Point one also implies a rule that I see honoured more in ignorance than in
awareness: **you can't make a full buffer less full by making it bigger**. Size
is not a factor in buffer fullness, only in buffer latency, so adjusting the
size in response to capacity pressure is worse than useless.

There are only three ways to make a full buffer less full:

1. Increase the rate at which data exits the buffer.

2. Slow the rate at which data enters the buffer.

3. Evict some data from the buffer.

In actual practice, most full buffers are upstream of some process that's
already going as fast as it can, either because of other design limits or
because of physics. A buffer ahead of disk writing can't drain faster than the
disk can accept data, for example. That leaves options two and three.

Slowing the rate of arrival usually implies some variety of _back-pressure_ on
the source of the data, to allow upstream processes to match rates with
downstream processes. Over-large buffers delay this process by hiding
back-pressure, and buffer growth will make this problem worse. Often,
back-pressure can happen automatically: failing to read from a socket, for
example, will cause the underlying TCP stack to apply back-pressure to the peer
writing to the socket by delaying TCP-level message acknowledgement. Too often,
I've seen code attempt to suppress these natural forms of back-pressure without
replacing them with anything, leading to systems that fail by surprise when
some other resource – usually memory – runs out.

Eviction relies on the surrounding environment, and must be part of the
protocol design. Surprisingly, most modern application protocols get very
unhappy when you throw their data away: the network age has not, sadly, brought
about protocols and formats particularly well-designed for distribution.

If neither back-pressure nor eviction are available, the remaining option is to
fail: either to start dropping data unpredictably, or to cease processing data
entirely as a result of some resource or another running out, or to induce so
much latency that the data is useless by the time it arrives.

-----

Some uncategorized thoughts:

* Some buffers exist to trade latency against the overhead of coordination. A
    small buffer in this role will impose more coordination overhead; a large
    buffer will impose more latency.

    * These buffers appear where data transits between heterogenous system: for
        example, buffering reads from the network for writes to disk.

    * Mismanaged buffers in this role will tend to cause the system to spend
        an inordinate proportion of latency and throughput negotiating buffer
        sizes and message readiness.

    * A coordination buffer is most useful when _empty_; in the ideal case, the
        buffer is large enough to absorb one message's worth of data from the
        source, then pass it along to the sink as quickly as possible.

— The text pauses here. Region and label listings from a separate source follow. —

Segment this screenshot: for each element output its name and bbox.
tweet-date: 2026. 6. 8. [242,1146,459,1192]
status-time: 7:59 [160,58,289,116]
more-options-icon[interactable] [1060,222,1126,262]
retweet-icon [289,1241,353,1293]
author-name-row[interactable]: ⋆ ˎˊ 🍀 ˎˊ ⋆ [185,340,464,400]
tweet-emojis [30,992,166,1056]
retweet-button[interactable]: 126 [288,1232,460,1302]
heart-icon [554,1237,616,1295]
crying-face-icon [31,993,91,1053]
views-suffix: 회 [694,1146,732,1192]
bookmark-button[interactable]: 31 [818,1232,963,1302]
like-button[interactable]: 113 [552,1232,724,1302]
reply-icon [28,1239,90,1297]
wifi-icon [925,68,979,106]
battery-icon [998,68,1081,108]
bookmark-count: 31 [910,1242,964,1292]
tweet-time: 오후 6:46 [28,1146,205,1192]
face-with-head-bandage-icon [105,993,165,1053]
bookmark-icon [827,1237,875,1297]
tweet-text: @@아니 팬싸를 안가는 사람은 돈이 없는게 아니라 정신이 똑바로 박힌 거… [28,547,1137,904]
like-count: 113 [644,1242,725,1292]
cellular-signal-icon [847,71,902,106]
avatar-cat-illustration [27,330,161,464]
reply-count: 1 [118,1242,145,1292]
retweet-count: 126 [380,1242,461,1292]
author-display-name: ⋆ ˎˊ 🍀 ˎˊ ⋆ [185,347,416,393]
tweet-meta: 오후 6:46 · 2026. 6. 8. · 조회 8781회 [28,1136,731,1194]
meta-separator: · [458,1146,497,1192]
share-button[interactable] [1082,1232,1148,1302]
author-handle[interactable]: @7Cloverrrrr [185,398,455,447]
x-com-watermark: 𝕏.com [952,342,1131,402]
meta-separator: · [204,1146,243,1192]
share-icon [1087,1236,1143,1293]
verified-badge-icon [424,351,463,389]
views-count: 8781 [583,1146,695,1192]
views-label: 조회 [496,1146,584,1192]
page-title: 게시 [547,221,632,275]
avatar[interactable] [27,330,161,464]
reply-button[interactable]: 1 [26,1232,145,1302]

* Some buffers exist to trade latency against jitter. A small buffer in this
    role will expose more jitter to the upstream process. A large buffer in this
    role will impose more latency.

    * These tend to appear in _homogenous_ systems with differing throughputs,
        or as a consequence of some other design choice. Store-and-forward
        switching in networks, for example, implies that switches must buffer at
        least one full frame of network data.

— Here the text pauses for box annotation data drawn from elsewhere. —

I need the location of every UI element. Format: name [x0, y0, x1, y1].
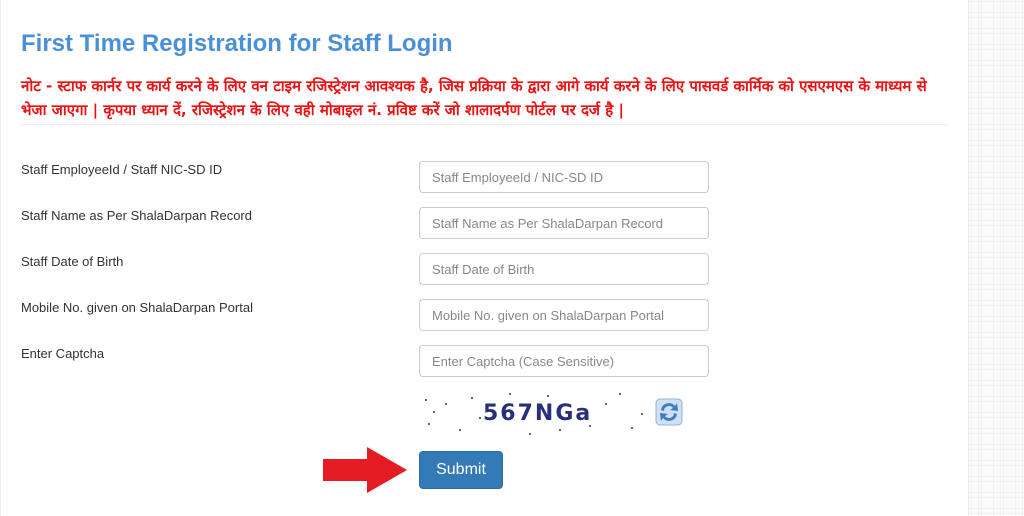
registration-note: नोट - स्टाफ कार्नर पर कार्य करने के लिए … — [21, 77, 927, 119]
mobile-label: Mobile No. given on ShalaDarpan Portal — [21, 300, 253, 315]
employee-id-input[interactable] — [419, 161, 709, 193]
employee-id-label: Staff EmployeeId / Staff NIC-SD ID — [21, 162, 223, 177]
captcha-label: Enter Captcha — [21, 346, 105, 361]
refresh-icon[interactable] — [655, 398, 683, 426]
captcha-image: 567NGa — [419, 389, 651, 437]
dob-input[interactable] — [419, 253, 709, 285]
page-title: First Time Registration for Staff Login — [21, 30, 453, 57]
staff-name-label: Staff Name as Per ShalaDarpan Record — [21, 208, 252, 223]
mobile-input[interactable] — [419, 299, 709, 331]
divider — [21, 124, 947, 125]
submit-button[interactable]: Submit — [419, 451, 503, 489]
arrow-pointer-icon — [323, 447, 407, 493]
registration-card: First Time Registration for Staff Login … — [0, 0, 967, 516]
captcha-input[interactable] — [419, 345, 709, 377]
staff-name-input[interactable] — [419, 207, 709, 239]
captcha-text: 567NGa — [483, 401, 593, 426]
dob-label: Staff Date of Birth — [21, 254, 124, 269]
background-pattern — [968, 0, 1024, 516]
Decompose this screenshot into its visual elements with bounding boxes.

    * Mis-managed buffers in this role will _amplify_ rather than smoothing out
        jitter. Apparent throughput will be high until the buffer fills, then
        change abruptly when full. Upstream processes are likely to throttle
        down, causing them to under-deliver if the buffer drains, pushing the
        system back to a high-throughput mode. [This problem gets worse the
        more buffers are present in a system](http://www.bufferbloat.net).
    
    * An anti-jitter buffer is most useful when _full_; in exchange for a 
        latency penalty, sudden changes in throughput will be absorbed by data
        in the buffer rather than propagating through to the source or sink.

* Multimedia people understand this stuff at a deep level. Listen to them when
    designing buffers for other applications.